More than 1,200 security forces are looking for the college students around Iguala.
The mass disappearance has sparked international and national outrage, with protests held across Mexico last week and a new demonstration in the Pacific resort city of Acapulco on Friday.
Chanting “they took them alive, we want them back alive,” thousands of students, teachers and farmers also called for the resignation of Guerrero Governor Angel Aguirre over his handling of the case.
“We are angry because this is not an isolated event.

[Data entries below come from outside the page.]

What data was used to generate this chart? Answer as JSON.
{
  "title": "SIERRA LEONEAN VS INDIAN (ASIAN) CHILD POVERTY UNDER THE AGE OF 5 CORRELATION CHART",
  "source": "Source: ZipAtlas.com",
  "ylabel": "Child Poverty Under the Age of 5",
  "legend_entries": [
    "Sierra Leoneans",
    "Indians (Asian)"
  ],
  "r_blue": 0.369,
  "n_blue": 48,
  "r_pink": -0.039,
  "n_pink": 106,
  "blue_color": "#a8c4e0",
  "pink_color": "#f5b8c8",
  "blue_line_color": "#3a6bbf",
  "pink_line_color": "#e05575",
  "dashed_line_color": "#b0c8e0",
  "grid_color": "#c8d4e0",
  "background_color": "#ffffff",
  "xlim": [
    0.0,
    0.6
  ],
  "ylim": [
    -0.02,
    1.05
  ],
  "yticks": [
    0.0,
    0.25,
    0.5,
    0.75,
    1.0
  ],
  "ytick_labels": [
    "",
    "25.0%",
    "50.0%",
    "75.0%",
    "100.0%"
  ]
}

Many of us are parents and we see very ugly things in this country that we want to fight,” 34-year-old teacher Magdalena Catalan said.
Many of the protesters wore masks in the latest demonstration over the mass disappearance.
“We are enraged against the government. It’s going to be a month [since the disappearance] and we have seen nothing,” a machete-wielding farmer said.
The US embassy issued an “emergency message” urging its citizens to stay away from the demonstration.
However, the protest was peaceful, unlike a demonstration in Guerrero’s capital on Monday that ended with students torching part of the state government’s headquarters.
The protesters have threatened to seize all 81 municipal offices in Guerrero to pressure authorities to find the students.
They took over a fifth town hall on Friday while Acapulco’s government closed its offices as a precaution.
Aircraft, horse-mounted police and divers have been looking for the 43 missing in several towns around Iguala, 200km south of Mexico City.